Security - I am looking to put controls in place around deployment of apps and operational access to the tool (dashboard) and do see the support for LDAP with roles as an option but the whole concept of using Cloudfoundry UAA, another product to drive the user managements seems like an overkill. Is there no way to configure the tool with an existing LDAP server? Found the following in one of the LDAP issues in Github but its not clear whether it uses UAA in its docker image. Worst case I wont mind if the dashboard can be run in a view/read only mode.
https://github.com/spring-cloud/spring-cloud-dataflow/issues/2871
If Spring Cloud Data Flow were a purely monolithic application, integrating all aspects of security directly into the app is definitely easier to to wrap one's mind around. This is how Spring Cloud Data Flow originally started out from a security perspective and thus, versions of Spring Cloud Dataflow <2.0.0 supported what we labelled traditional security.
However, even before 2.0.x Spring Cloud Data Flow:
Had to integrate with external platforms such as Cloud Foundry
Became more and more microservices oriented (e.g. by using Skipper)

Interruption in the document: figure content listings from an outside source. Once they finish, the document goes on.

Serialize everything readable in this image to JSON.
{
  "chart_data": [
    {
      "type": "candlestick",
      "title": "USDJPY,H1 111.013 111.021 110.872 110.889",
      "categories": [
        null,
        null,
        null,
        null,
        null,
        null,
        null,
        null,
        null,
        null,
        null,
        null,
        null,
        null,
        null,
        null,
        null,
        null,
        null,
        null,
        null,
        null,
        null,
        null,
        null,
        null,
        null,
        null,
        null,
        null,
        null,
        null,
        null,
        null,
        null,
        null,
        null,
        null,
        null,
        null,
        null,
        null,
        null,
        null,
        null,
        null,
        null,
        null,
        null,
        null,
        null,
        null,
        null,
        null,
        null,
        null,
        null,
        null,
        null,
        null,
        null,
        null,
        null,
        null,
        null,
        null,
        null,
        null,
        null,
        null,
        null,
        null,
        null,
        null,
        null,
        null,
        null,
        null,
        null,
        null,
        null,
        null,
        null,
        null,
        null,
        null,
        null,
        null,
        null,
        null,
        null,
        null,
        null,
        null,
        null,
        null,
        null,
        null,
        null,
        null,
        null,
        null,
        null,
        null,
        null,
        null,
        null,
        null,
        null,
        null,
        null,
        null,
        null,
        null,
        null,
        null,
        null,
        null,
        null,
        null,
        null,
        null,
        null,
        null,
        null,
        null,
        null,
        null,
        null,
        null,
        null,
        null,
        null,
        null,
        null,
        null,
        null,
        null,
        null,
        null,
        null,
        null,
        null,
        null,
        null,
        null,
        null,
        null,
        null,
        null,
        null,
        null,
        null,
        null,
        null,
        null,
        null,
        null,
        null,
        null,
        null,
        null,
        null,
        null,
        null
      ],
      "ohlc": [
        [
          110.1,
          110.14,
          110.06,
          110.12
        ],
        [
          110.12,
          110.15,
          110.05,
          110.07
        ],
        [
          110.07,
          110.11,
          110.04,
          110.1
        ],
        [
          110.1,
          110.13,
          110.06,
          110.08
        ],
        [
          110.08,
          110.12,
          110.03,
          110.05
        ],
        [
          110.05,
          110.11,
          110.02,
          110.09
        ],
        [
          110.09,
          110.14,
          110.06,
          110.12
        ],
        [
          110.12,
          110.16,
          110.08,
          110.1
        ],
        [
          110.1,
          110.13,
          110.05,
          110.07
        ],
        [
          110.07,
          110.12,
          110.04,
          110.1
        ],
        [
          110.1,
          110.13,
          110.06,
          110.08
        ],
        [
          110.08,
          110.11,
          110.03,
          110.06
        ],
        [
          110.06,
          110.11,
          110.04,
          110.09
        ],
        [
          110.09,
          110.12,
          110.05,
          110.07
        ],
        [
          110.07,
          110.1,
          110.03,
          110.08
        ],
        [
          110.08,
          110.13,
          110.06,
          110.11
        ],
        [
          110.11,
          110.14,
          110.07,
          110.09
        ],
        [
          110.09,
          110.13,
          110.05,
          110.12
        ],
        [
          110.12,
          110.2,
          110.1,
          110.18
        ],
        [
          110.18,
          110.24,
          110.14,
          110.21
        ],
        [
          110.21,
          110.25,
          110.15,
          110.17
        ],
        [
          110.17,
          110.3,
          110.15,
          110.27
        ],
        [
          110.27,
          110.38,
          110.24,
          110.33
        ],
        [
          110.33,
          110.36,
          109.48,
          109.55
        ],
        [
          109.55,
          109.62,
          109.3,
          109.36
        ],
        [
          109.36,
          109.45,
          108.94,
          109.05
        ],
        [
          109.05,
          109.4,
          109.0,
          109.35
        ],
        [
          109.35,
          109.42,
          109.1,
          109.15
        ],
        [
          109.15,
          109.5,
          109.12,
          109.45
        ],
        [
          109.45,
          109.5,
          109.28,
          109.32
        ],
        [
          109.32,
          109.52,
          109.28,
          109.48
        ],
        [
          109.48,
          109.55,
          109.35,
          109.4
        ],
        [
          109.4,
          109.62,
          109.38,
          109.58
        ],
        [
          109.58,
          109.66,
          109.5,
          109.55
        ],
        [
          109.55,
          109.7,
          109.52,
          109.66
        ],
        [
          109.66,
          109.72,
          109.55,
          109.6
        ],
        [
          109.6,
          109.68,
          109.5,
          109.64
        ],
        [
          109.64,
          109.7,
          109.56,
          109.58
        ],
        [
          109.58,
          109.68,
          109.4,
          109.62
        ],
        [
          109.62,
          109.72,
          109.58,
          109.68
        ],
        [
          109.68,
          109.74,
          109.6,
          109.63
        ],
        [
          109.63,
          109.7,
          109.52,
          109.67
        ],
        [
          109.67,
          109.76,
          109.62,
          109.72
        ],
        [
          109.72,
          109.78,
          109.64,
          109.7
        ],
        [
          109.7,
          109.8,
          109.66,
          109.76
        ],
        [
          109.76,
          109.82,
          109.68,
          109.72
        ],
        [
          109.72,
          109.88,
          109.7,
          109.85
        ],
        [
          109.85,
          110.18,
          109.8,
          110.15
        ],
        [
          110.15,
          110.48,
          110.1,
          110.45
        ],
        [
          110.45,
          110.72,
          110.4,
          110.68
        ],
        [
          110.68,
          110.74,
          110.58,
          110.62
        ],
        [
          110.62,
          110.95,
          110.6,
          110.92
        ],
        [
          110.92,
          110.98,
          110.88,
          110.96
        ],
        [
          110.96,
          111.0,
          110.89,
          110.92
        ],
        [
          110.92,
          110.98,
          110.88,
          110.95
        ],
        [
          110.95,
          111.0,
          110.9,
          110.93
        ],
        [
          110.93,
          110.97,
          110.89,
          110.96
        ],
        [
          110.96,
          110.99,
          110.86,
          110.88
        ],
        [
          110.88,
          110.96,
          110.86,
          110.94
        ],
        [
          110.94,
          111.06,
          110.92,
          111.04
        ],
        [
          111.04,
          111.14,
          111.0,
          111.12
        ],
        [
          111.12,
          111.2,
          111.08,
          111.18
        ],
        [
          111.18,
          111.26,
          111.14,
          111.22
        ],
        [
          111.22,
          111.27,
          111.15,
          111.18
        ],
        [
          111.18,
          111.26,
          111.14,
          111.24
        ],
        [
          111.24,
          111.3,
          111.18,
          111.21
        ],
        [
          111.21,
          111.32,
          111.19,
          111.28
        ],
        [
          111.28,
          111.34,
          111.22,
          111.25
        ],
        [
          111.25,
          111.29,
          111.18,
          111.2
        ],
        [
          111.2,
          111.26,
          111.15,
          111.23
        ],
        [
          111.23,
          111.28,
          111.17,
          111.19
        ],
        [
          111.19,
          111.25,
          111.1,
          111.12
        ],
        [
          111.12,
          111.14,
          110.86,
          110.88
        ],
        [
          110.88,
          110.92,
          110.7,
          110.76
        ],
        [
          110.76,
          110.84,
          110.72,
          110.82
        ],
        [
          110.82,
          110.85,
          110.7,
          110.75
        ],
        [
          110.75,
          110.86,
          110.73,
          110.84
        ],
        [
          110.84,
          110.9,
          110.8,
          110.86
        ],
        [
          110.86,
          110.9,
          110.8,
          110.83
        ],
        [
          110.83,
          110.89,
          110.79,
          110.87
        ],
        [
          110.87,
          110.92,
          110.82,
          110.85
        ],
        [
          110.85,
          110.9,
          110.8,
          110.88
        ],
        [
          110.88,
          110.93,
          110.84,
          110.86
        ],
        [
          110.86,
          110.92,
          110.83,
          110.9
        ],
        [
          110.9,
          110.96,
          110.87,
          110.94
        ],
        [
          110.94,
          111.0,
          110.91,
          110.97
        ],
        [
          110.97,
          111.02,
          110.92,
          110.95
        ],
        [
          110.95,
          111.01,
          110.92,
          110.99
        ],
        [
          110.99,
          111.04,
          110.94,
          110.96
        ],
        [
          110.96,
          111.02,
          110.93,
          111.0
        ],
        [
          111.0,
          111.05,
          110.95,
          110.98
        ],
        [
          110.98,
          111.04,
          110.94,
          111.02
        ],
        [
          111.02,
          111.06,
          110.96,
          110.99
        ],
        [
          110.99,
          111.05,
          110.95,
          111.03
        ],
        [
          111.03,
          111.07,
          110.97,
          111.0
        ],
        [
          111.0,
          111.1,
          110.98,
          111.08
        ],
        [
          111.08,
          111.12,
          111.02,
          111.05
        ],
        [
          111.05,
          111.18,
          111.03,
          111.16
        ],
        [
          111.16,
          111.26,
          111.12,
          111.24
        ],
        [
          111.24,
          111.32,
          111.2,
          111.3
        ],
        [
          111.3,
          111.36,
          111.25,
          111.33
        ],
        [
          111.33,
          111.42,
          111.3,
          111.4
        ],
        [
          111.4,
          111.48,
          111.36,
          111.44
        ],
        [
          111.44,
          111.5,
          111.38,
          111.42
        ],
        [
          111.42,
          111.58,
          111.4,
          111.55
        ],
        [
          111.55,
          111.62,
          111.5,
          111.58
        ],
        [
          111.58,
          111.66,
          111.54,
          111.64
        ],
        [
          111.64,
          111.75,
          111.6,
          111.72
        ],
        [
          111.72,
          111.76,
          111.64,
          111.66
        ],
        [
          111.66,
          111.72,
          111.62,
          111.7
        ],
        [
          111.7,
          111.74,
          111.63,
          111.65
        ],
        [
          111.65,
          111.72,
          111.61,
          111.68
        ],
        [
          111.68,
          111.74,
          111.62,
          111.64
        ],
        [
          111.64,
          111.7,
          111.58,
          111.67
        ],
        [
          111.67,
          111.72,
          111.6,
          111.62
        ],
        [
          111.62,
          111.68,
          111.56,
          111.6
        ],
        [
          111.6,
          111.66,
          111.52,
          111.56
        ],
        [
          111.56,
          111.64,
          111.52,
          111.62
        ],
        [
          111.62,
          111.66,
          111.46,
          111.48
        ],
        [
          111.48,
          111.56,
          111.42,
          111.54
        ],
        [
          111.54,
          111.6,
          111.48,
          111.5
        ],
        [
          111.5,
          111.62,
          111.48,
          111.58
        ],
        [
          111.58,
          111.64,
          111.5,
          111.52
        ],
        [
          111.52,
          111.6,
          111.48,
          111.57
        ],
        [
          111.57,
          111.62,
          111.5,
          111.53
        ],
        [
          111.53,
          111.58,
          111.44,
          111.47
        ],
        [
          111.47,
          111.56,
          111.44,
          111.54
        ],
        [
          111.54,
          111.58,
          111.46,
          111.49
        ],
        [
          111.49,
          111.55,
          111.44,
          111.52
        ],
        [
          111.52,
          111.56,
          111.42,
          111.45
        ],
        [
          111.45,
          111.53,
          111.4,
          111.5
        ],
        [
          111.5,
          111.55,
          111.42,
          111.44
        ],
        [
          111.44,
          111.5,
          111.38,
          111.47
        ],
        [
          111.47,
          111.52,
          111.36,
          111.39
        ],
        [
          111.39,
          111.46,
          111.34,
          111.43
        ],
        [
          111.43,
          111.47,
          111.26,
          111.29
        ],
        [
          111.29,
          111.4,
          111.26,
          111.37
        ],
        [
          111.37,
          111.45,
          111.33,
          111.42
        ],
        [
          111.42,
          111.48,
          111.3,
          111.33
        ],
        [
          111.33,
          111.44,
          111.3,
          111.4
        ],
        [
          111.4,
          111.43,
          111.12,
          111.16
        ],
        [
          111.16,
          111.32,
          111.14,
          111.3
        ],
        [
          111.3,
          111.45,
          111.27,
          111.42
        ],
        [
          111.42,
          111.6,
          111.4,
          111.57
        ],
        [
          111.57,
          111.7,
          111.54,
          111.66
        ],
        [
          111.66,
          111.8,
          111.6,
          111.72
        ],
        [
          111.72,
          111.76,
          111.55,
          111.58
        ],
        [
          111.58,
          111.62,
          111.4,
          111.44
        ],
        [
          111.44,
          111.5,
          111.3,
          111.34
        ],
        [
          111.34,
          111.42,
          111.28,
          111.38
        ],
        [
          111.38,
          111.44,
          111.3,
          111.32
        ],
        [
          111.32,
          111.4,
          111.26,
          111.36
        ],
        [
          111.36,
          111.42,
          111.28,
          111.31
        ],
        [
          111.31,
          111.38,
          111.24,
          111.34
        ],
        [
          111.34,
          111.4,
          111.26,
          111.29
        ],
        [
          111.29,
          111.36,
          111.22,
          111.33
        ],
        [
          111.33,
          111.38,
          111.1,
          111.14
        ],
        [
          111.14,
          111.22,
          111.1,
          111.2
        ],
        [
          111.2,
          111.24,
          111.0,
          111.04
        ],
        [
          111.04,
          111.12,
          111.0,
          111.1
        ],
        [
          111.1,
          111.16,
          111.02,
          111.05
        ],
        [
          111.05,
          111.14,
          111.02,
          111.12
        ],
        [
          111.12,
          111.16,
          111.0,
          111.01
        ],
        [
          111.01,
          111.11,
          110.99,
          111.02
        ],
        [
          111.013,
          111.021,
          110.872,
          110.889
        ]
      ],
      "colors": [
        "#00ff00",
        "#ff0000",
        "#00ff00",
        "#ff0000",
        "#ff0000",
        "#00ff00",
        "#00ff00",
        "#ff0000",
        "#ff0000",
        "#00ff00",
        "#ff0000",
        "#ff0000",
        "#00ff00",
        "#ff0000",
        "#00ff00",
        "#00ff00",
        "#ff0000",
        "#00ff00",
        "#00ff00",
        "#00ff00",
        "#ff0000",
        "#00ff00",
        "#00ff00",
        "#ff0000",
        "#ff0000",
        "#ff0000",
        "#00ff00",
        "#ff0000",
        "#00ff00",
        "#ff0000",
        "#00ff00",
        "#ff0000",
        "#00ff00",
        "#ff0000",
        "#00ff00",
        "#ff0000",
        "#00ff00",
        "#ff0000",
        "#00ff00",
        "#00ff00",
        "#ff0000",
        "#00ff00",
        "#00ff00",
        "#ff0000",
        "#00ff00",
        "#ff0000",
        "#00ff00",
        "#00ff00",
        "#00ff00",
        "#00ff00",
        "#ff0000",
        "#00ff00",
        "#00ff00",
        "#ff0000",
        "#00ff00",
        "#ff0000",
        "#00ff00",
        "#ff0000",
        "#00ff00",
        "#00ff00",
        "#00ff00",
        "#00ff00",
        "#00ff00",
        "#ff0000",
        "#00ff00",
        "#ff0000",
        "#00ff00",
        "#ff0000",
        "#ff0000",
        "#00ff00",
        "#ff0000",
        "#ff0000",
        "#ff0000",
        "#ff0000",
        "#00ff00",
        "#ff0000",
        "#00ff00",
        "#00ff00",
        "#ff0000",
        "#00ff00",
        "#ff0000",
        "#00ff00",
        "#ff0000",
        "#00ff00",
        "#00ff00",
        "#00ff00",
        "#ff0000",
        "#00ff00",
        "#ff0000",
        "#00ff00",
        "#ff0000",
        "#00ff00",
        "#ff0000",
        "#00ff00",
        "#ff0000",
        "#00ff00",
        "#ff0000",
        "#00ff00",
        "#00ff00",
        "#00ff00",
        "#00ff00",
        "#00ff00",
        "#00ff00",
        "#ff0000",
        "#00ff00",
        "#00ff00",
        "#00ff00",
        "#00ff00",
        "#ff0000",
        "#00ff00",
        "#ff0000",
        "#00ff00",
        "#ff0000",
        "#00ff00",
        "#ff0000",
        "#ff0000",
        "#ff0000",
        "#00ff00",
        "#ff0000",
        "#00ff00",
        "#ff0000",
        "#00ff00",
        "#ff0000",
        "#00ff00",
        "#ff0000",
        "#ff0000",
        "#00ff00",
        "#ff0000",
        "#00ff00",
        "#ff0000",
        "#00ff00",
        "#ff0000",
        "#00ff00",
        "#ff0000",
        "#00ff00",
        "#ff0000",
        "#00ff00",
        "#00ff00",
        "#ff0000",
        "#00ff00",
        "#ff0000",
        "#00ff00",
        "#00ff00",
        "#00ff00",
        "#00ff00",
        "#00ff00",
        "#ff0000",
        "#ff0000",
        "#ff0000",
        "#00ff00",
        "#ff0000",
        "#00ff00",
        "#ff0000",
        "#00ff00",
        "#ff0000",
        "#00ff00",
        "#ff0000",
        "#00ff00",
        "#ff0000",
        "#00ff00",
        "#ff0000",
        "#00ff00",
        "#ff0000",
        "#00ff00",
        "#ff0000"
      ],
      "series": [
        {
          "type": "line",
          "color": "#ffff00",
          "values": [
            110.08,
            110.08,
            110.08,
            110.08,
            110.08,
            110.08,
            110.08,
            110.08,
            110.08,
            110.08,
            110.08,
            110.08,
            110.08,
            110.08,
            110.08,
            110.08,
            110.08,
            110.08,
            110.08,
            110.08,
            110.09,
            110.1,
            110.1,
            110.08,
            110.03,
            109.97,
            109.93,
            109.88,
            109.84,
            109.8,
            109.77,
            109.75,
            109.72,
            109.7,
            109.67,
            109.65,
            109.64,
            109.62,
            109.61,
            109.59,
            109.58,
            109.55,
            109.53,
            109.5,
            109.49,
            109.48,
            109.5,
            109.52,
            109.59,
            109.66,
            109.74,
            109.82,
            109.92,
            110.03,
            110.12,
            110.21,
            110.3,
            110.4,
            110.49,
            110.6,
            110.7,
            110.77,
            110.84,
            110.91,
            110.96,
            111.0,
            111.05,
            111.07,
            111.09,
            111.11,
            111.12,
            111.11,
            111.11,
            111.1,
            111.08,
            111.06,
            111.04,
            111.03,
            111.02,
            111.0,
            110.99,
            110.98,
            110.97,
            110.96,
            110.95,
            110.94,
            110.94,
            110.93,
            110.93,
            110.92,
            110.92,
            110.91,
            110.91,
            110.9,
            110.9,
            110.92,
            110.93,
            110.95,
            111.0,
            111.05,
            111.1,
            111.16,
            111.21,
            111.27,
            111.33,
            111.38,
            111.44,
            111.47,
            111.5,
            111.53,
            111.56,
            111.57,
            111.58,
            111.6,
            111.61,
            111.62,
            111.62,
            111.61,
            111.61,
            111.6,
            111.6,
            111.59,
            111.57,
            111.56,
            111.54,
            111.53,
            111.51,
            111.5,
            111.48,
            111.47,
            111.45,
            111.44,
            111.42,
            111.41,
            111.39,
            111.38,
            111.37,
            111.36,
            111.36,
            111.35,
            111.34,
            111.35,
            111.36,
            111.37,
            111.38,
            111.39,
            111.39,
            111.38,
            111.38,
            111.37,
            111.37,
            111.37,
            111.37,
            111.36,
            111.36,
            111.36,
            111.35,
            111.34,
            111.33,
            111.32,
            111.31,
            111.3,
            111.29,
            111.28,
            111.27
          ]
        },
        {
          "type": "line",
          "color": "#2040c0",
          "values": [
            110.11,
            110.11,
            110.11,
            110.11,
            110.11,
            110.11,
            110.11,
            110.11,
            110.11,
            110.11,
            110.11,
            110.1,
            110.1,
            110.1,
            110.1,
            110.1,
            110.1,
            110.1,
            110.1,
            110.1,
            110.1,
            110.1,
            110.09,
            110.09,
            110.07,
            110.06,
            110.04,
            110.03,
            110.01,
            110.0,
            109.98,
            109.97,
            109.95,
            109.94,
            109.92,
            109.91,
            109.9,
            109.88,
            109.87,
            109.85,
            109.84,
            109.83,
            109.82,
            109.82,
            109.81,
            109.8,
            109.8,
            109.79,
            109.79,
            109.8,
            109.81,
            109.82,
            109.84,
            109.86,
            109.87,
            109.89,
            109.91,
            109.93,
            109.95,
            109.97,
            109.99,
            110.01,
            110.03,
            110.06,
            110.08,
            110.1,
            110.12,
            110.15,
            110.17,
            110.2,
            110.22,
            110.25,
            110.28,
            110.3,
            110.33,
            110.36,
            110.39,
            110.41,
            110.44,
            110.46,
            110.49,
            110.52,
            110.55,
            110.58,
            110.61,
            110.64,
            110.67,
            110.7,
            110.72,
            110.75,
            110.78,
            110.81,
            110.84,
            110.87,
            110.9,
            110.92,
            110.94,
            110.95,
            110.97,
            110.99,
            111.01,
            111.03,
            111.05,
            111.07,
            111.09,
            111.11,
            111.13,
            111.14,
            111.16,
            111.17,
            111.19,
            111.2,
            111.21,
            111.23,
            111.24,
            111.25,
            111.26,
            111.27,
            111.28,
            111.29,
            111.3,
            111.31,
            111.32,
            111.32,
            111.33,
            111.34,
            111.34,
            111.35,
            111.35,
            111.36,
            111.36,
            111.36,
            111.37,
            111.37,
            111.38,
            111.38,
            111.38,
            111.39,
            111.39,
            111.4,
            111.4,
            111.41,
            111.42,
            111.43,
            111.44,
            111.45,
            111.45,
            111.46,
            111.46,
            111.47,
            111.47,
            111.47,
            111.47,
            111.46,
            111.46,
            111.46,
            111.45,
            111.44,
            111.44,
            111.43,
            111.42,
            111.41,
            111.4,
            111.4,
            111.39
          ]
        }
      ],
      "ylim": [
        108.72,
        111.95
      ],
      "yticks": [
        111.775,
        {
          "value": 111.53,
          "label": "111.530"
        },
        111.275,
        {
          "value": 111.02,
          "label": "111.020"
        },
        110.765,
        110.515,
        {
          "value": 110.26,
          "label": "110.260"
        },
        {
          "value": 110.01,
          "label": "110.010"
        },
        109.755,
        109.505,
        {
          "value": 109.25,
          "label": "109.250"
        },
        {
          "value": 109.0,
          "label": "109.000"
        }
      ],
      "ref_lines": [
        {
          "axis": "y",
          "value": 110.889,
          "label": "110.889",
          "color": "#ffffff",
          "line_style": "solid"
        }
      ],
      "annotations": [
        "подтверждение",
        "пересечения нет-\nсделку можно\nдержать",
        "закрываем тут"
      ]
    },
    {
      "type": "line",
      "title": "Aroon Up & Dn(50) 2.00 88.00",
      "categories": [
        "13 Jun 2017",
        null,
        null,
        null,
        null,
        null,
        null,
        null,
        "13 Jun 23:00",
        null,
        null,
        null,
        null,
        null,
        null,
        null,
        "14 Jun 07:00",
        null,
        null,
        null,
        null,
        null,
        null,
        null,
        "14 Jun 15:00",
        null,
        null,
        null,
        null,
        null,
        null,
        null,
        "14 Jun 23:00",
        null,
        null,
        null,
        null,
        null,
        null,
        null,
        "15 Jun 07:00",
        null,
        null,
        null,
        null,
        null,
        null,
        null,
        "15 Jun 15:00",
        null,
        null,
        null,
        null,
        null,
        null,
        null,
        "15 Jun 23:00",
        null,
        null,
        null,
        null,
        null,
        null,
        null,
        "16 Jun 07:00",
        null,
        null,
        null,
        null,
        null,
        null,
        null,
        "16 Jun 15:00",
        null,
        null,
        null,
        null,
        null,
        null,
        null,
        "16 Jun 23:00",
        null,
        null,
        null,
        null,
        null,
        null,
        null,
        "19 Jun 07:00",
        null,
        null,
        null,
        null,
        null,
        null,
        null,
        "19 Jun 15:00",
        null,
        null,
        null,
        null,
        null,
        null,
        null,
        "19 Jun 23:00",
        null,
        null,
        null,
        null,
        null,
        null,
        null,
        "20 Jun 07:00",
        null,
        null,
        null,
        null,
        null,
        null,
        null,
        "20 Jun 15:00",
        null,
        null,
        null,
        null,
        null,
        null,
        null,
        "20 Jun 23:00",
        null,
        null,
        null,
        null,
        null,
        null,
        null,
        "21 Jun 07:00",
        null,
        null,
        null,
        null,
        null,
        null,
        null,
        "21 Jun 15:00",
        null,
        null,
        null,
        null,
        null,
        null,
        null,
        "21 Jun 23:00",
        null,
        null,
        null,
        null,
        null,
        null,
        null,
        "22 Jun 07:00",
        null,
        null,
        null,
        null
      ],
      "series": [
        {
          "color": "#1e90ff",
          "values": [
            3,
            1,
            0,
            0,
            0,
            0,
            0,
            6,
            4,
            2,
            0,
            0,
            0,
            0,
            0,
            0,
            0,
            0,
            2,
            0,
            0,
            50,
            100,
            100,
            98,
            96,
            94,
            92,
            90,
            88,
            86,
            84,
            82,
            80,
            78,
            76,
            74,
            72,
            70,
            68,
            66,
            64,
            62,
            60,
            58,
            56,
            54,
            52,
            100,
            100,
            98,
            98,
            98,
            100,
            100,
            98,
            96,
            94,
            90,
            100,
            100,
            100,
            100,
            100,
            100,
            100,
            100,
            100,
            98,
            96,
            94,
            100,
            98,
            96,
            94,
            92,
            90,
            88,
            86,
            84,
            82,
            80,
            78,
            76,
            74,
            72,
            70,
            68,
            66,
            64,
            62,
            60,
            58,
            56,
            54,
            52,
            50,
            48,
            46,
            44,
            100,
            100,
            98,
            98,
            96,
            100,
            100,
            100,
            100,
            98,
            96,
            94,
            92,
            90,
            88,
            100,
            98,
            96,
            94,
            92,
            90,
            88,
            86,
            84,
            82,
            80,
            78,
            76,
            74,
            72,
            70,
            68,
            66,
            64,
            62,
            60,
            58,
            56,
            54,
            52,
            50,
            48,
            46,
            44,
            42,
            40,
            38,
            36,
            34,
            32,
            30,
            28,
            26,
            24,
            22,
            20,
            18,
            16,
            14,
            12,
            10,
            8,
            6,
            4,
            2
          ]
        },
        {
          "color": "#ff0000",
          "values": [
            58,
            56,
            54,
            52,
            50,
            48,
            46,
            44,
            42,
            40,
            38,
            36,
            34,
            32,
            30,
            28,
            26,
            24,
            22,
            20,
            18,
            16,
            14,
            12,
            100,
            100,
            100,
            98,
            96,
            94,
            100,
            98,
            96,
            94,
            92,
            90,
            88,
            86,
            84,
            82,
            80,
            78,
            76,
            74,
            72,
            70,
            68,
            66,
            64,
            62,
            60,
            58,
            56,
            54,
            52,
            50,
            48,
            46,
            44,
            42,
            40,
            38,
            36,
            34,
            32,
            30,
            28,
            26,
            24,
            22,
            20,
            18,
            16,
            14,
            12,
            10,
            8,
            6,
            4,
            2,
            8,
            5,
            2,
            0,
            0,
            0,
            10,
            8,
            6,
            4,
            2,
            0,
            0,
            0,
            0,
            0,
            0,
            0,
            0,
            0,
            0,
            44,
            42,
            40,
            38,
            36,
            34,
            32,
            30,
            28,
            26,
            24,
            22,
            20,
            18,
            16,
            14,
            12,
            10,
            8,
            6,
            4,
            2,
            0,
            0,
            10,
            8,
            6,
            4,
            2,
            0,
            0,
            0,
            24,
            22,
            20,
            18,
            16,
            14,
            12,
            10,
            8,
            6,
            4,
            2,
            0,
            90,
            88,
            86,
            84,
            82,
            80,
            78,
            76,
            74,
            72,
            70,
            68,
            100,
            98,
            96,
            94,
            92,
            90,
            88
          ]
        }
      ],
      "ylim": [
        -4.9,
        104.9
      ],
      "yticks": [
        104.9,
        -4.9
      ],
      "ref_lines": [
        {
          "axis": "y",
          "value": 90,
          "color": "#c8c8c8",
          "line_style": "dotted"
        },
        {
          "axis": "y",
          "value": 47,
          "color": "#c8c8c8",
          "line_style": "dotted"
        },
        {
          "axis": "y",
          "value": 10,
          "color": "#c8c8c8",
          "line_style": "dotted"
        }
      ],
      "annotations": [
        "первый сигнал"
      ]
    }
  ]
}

As a result 2 parallel security architectures had emerged, one using traditional security and the other one driven by OAuth2/OpenID Connect.
This started to become increasingly harder to maintain and for 2.0.x we decided to exclusively focus on OAuth2/OpenID Connect. However, we still had to support a rich set of enterprise features such as Roles, LDAP integration etc. As such, we find that the open-source, production-ready CloudFoundry User Account and Authentication (UAA) Server is an excelling choice. Its LDAP support and features actually exceeds the features offered by Spring Cloud Dataflow <2.0.0.
So yes, in order to setup security for Spring Cloud Data Flow locally, you need to run the UAA. And the UAA would also provide the LDAP support. Technically, Spring Cloud Data Flow has no awareness of the LDAP setup at all.
I hope this provides some background regarding how the Spring Cloud Data Flow security architecture emerged. Please have a look at the reference documentation and the aforementioned SCDF Security with UAA + LDAP example. Don't hesitate to reach out in case of further questions!
Disclaimer: I am a committer on the project.
Starting from v2.0, we delegate to UAA for authentication and authorization. There are a variety of write-ups on this matter; a more comprehensive one to look at is the end-to-end sample on how all this could be put together locally. You do not need CF or K8s, all this can run locally also. We rely on UAA as the gateway to standardize on end-to-end SSO across all the client tools, including shell, dashboard, RESTful APIs, CTR, etc.,
Sample: SCDF Security with UAA + LDAP. For further reading, please refer to the security section in the ref. guide.
Lastly, we do not recommend Local for a production install, but I understand that resiliency and/or restartability of apps under failure condition is not a requirement for some workloads.